New token break attacks bypass AI moderation with text changes for single characters

Cybersecurity researchers have discovered a new attack technology called Token Break It can be used to bypass the safety and content moderation guardrails of large language models (LLM) with single character changes.

“Token break attacks target tokenization strategies in the text classification model to induce false negatives and lead to end targets vulnerable to attacks in which the implemented protective model is introduced,” Kieran Evans, Kasimir Schulz, and Kenneth Yeung said in a report shared with Hacker News.

Tokenization is the basic step that LLM uses to break down raw text into atomic units (i.e., tokens). This is a general sequence of characters found in a set of text. To that end, the text input is converted to a numerical representation and fed into the model.

LLMS works by understanding the statistical relationships between these tokens, generating the next token in a set of tokens: Output tokens are depicted in human-readable text by mapping them to corresponding words using the vocabulary of Tokensor.

The attack technique devised by HiddenLayer targets tokenization strategies to bypass the ability of text classification models to detect text input and flag safety, spam, or content moderation-related issues in text input.

Specifically, artificial intelligence (AI) security companies have discovered that changing input words by adding characters in a specific way breaks the text classification model.

Examples include changing “instruction” to “finstruction”, “presentation” to “announcement” or “idiot” to “idiot”. These subtle changes allow different tokensors to split the text in different ways, retaining their meaning for the intended target.

What is noteworthy about the attack is that the manipulated text remains fully understood by both LLM and human readers, and the model elicits the same response as if unmodified text was passed as input.

By introducing some of the operations without affecting the ability to understand the model, token breaks increase the possibility of rapid injection attacks.

“This attack technique manipulates input text so that certain models give incorrect classification,” the researcher said in an accompanying paper. “Importantly, the final target (LLM or email recipient) is able to understand and respond to the manipulated text and therefore are vulnerable to the very attacks that the protective model has been introduced to prevent it.”

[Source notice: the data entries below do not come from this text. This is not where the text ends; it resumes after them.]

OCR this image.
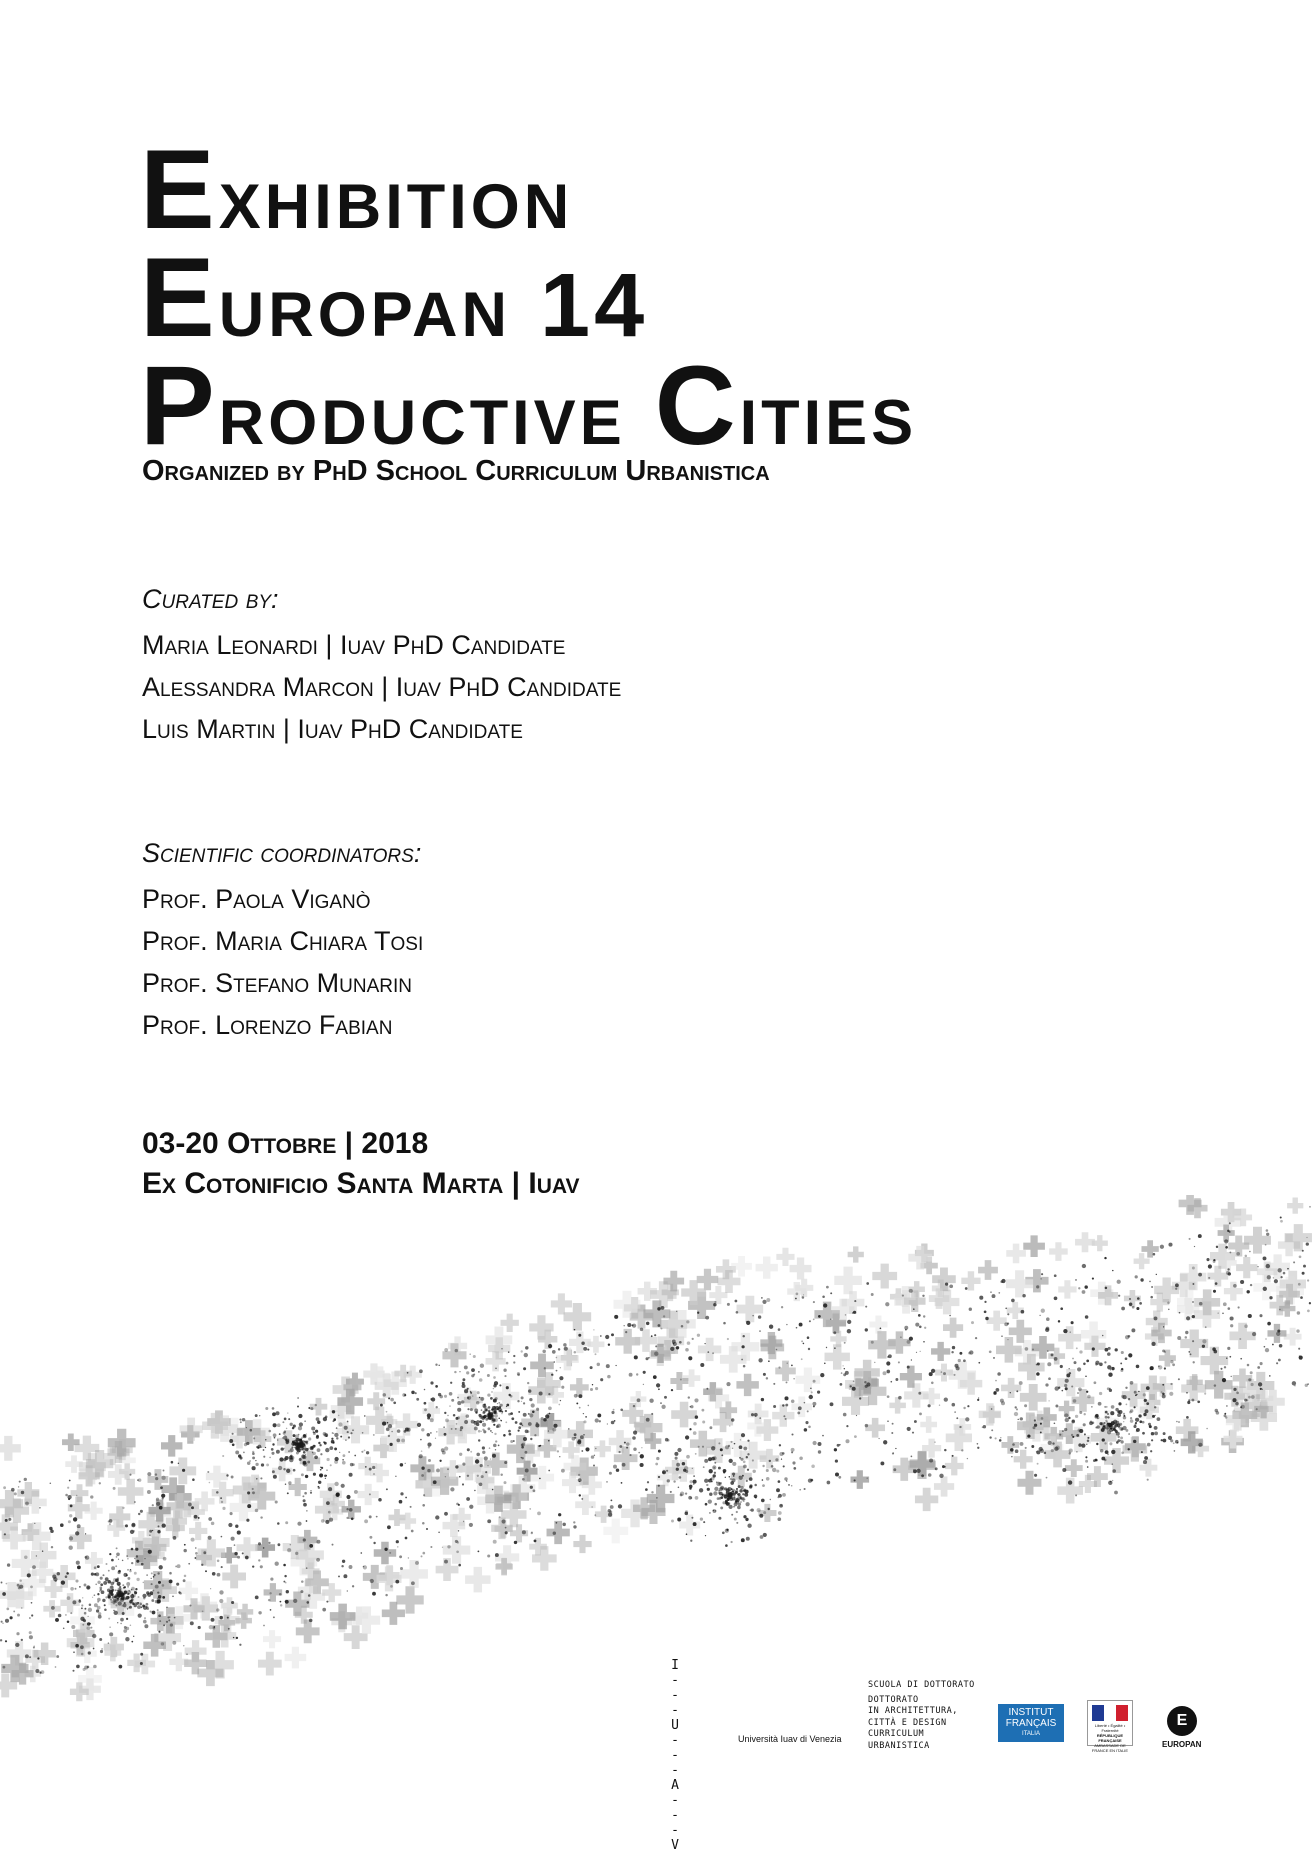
Exhibition
Europan 14
Productive Cities
Organized by PhD School Curriculum Urbanistica
Curated by:
Maria Leonardi | Iuav PhD Candidate
Alessandra Marcon | Iuav PhD Candidate
Luis Martin | Iuav PhD Candidate
Scientific coordinators:
Prof. Paola Viganò
Prof. Maria Chiara Tosi
Prof. Stefano Munarin
Prof. Lorenzo Fabian
03-20 Ottobre | 2018
Ex Cotonificio Santa Marta | Iuav
I
---
U
---
A
---
V
Università Iuav di Venezia
SCUOLA DI DOTTORATO
DOTTORATO
IN ARCHITETTURA,
CITTÀ E DESIGN
CURRICULUM
URBANISTICA
INSTITUT
FRANÇAIS
ITALIA
Liberté • Égalité • Fraternité
RÉPUBLIQUE FRANÇAISE
AMBASSADE DE FRANCE EN ITALIE
E
EUROPAN
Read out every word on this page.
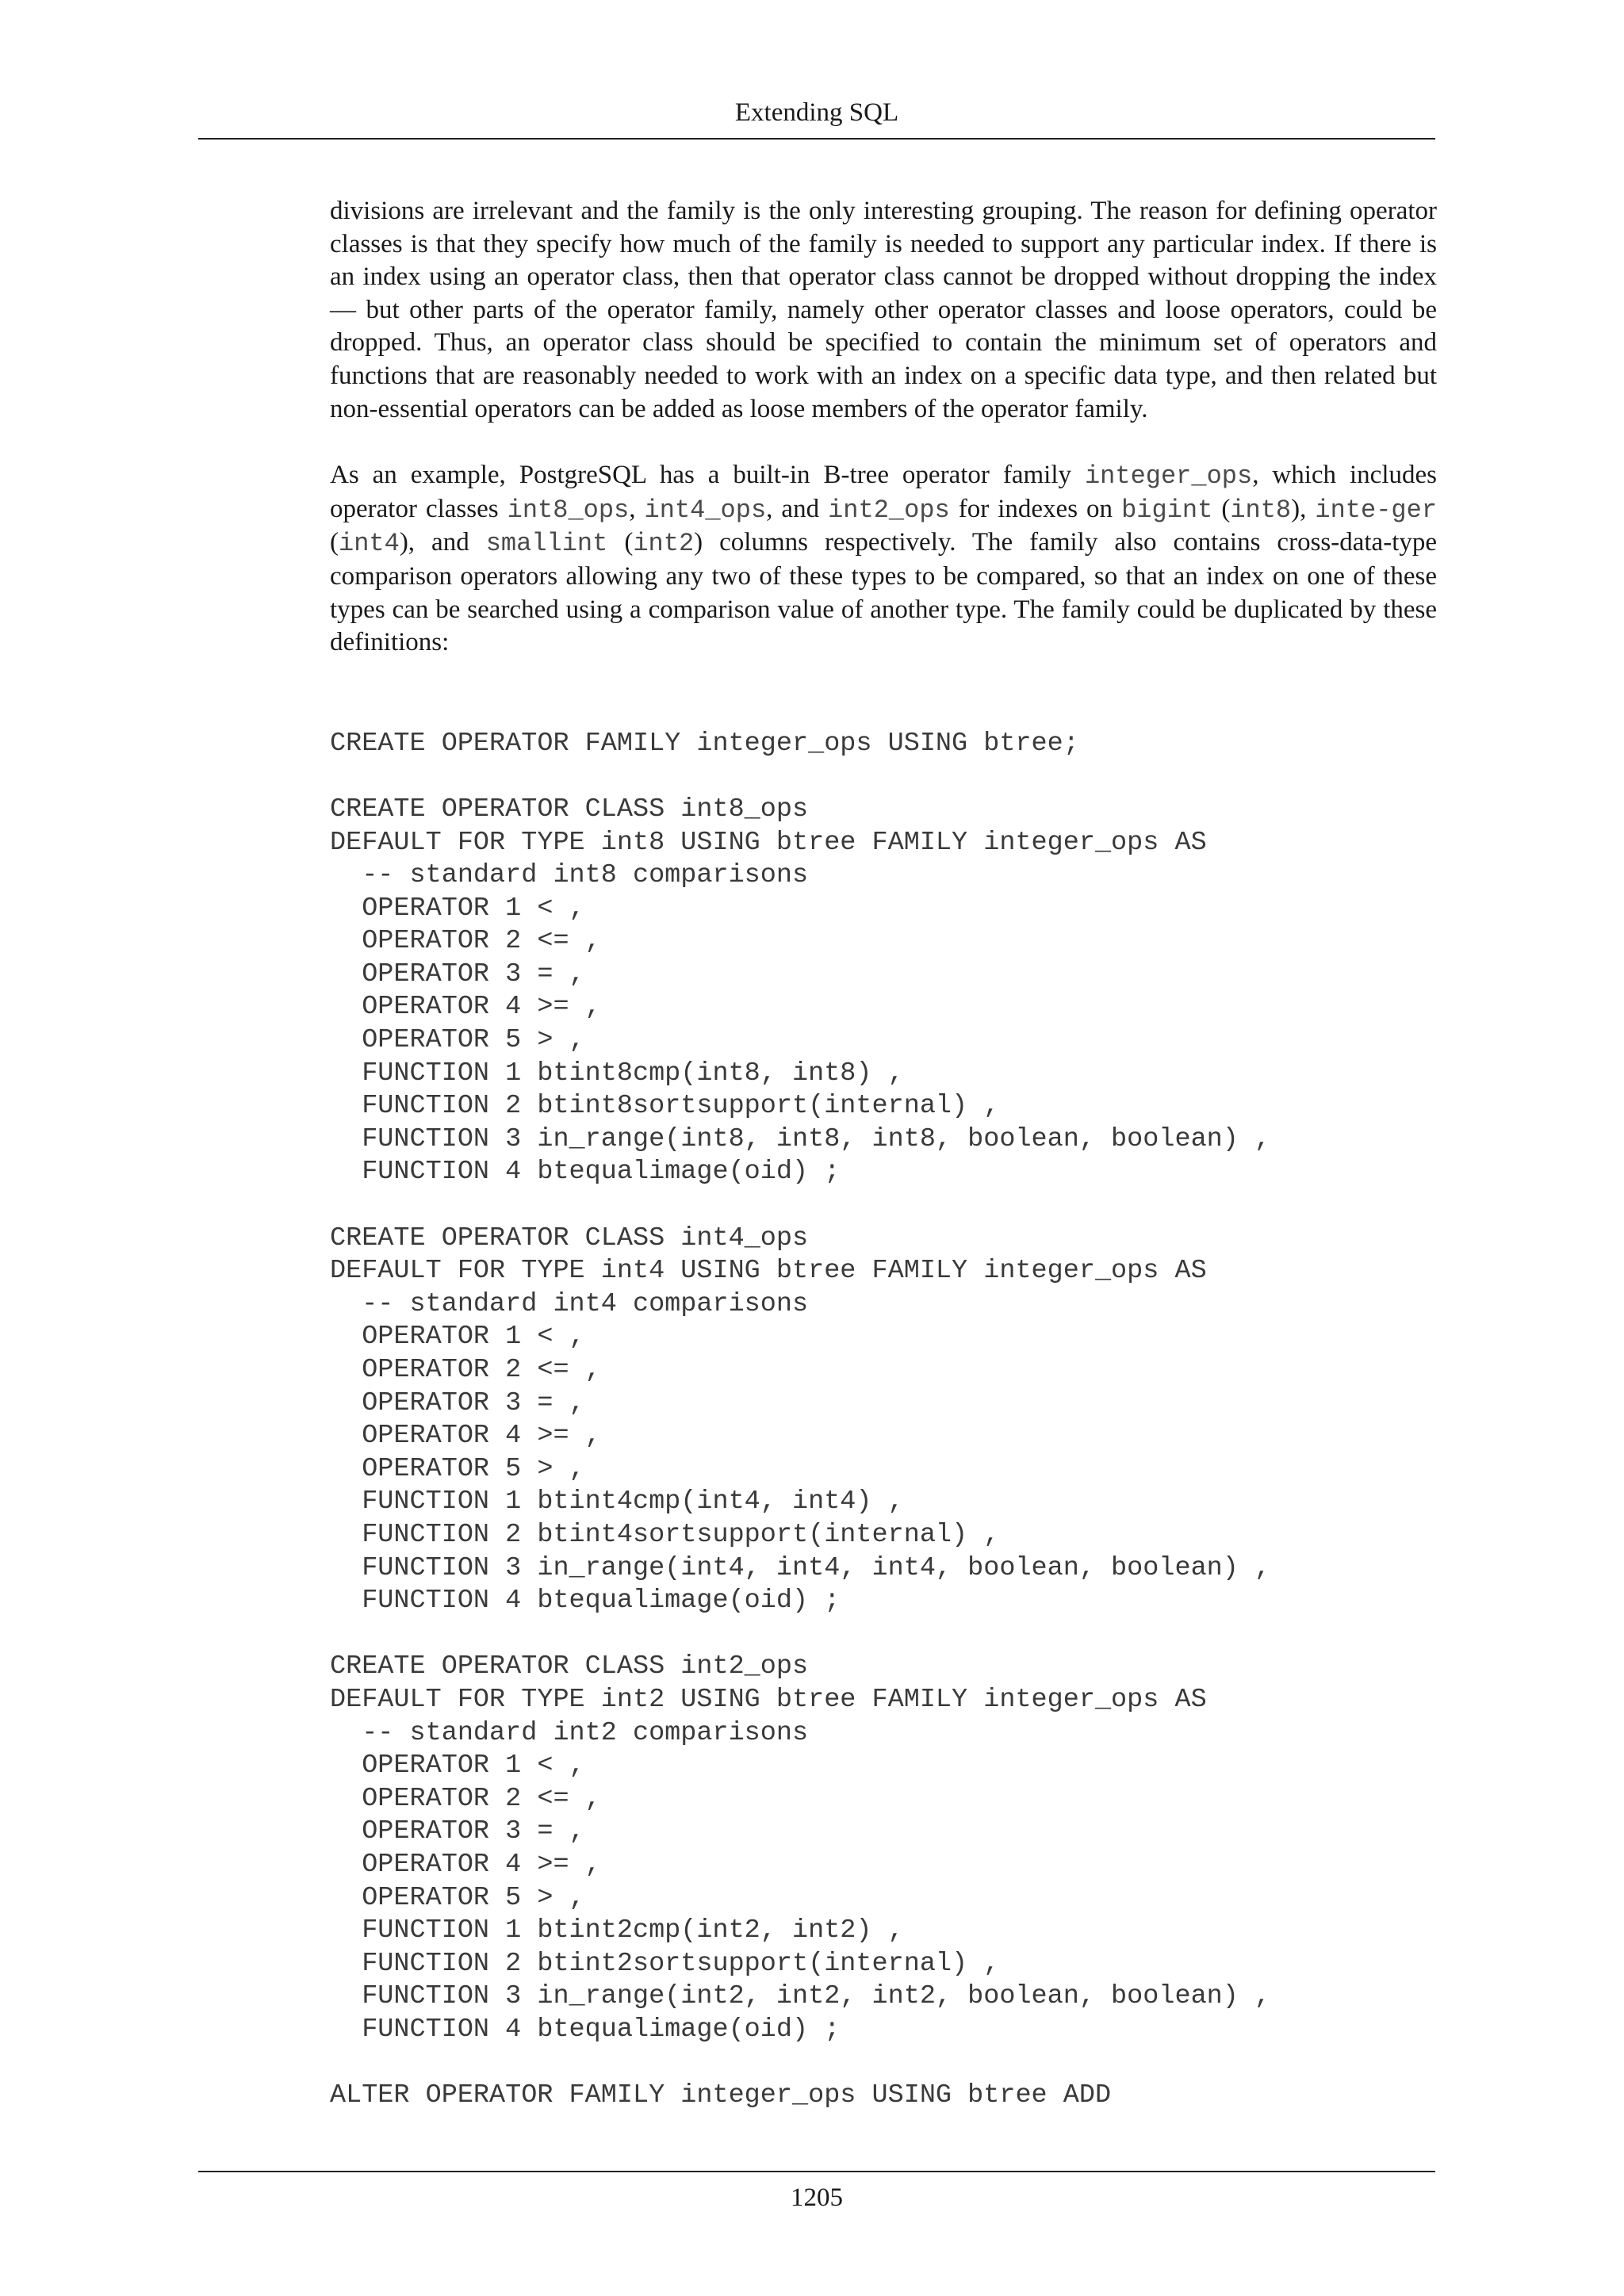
Extending SQL

divisions are irrelevant and the family is the only interesting grouping. The reason for defining operator classes is that they specify how much of the family is needed to support any particular index. If there is an index using an operator class, then that operator class cannot be dropped without dropping the index — but other parts of the operator family, namely other operator classes and loose operators, could be dropped. Thus, an operator class should be specified to contain the minimum set of operators and functions that are reasonably needed to work with an index on a specific data type, and then related but non-essential operators can be added as loose members of the operator family.

As an example, PostgreSQL has a built-in B-tree operator family integer_ops, which includes operator classes int8_ops, int4_ops, and int2_ops for indexes on bigint (int8), inte-ger (int4), and smallint (int2) columns respectively. The family also contains cross-data-type comparison operators allowing any two of these types to be compared, so that an index on one of these types can be searched using a comparison value of another type. The family could be duplicated by these definitions:

CREATE OPERATOR FAMILY integer_ops USING btree;
CREATE OPERATOR CLASS int8_ops
DEFAULT FOR TYPE int8 USING btree FAMILY integer_ops AS
-- standard int8 comparisons
OPERATOR 1 < ,
OPERATOR 2 <= ,
OPERATOR 3 = ,
OPERATOR 4 >= ,
OPERATOR 5 > ,
FUNCTION 1 btint8cmp(int8, int8) ,
FUNCTION 2 btint8sortsupport(internal) ,
FUNCTION 3 in_range(int8, int8, int8, boolean, boolean) ,
FUNCTION 4 btequalimage(oid) ;
CREATE OPERATOR CLASS int4_ops
DEFAULT FOR TYPE int4 USING btree FAMILY integer_ops AS
-- standard int4 comparisons
OPERATOR 1 < ,
OPERATOR 2 <= ,
OPERATOR 3 = ,
OPERATOR 4 >= ,
OPERATOR 5 > ,
FUNCTION 1 btint4cmp(int4, int4) ,
FUNCTION 2 btint4sortsupport(internal) ,
FUNCTION 3 in_range(int4, int4, int4, boolean, boolean) ,
FUNCTION 4 btequalimage(oid) ;
CREATE OPERATOR CLASS int2_ops
DEFAULT FOR TYPE int2 USING btree FAMILY integer_ops AS
-- standard int2 comparisons
OPERATOR 1 < ,
OPERATOR 2 <= ,
OPERATOR 3 = ,
OPERATOR 4 >= ,
OPERATOR 5 > ,
FUNCTION 1 btint2cmp(int2, int2) ,
FUNCTION 2 btint2sortsupport(internal) ,
FUNCTION 3 in_range(int2, int2, int2, boolean, boolean) ,
FUNCTION 4 btequalimage(oid) ;
ALTER OPERATOR FAMILY integer_ops USING btree ADD
1205
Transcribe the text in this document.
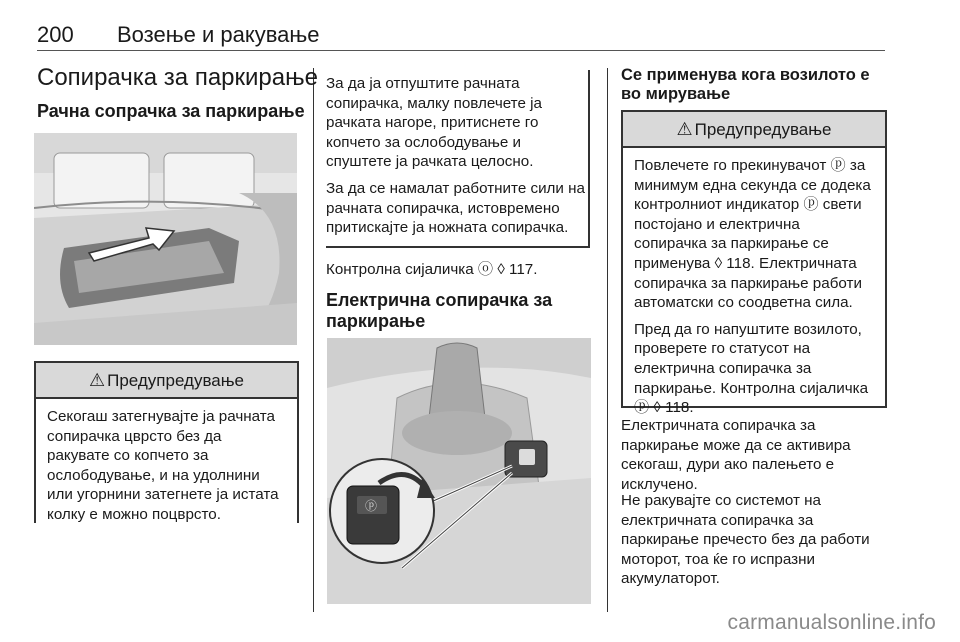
200 Возење и ракување
Сопирачка за паркирање
Рачна сопрачка за паркирање
⚠ Предупредување

Секогаш затегнувајте ја рачната сопирачка цврсто без да ракувате со копчето за ослободување, и на удолнини или угорнини затегнете ја истата колку е можно поцврсто.

За да ја отпуштите рачната сопирачка, малку повлечете ја рачката нагоре, притиснете го копчето за ослободување и спуштете ја рачката целосно.

За да се намалат работните сили на рачната сопирачка, истовремено притискајте ја ножната сопирачка.

Контролна сијаличка ⓞ ◊ 117.

Електрична сопирачка за паркирање
ⓟ
Се применува кога возилото е во мирување
⚠ Предупредување

Повлечете го прекинувачот ⓟ за минимум една секунда се додека контролниот индикатор ⓟ свети постојано и електрична сопирачка за паркирање се применува ◊ 118. Електричната сопирачка за паркирање работи автоматски со соодветна сила.

Пред да го напуштите возилото, проверете го статусот на електрична сопирачка за паркирање. Контролна сијаличка ⓟ ◊ 118.

Електричната сопирачка за паркирање може да се активира секогаш, дури ако палењето е исклучено.

Не ракувајте со системот на електричната сопирачка за паркирање пречесто без да работи моторот, тоа ќе го испразни акумулаторот.

carmanualsonline.info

This attack has been found to be successful against text classification models using BPE (byte pair encoding) or wordpiece tokenization strategies, but not for those using Unigram.

“The token break attack technique shows that these protective models can be bypassed by manipulating input text and making production systems vulnerable,” the researchers said. “Knowing the family of underlying conservation models and their tokenization strategies is important to understand their sensitivity to this attack.”

“Tokenization strategies usually correlate with model families, so there is a simple mitigation. Choose the option to use Unigram tokens.”

To protect against token breaks, researchers suggest using Unigram Tokensor where possible, training the model with bypass trick examples, to ensure that tokenization and model logic remain consistent. It also helps you to record misclassifications and find patterns that suggest manipulation.

This study will be less than a month after HiddenLayer uncovered how to extract sensitive data using Model Context Protocol (MCP) tools.

This discovery also comes when the Straiker AI Research (STAR) team discovers that they use their backs to jailbreak AI chatbots and trick them into generating unwanted responses, such as oaths, promoting violence, and creating sexually explicit content.

Called the yearbook attack, this technique has proven effective against a variety of models from humanity, Deepseek, Google, Meta, Microsoft, Mistral AI, and Openai.

“They blend into the noise of everyday prompts – the quirky mystery here, the acronym for motivation – so they bypass the blunt instruments that models use to find dangerous intent.”

“Players like “friendship, unity, care, kindness” do not set up a flag. But by the time the model completes the pattern, it already offers the payload, the key to doing this trick well. ”

“These methods succeed by sliding underneath the filters of the model rather than overwhelm them. They leverage methods to consider the continuity of the completion bias and pattern, as well as the consistency of the context to the model’s intentional analysis.”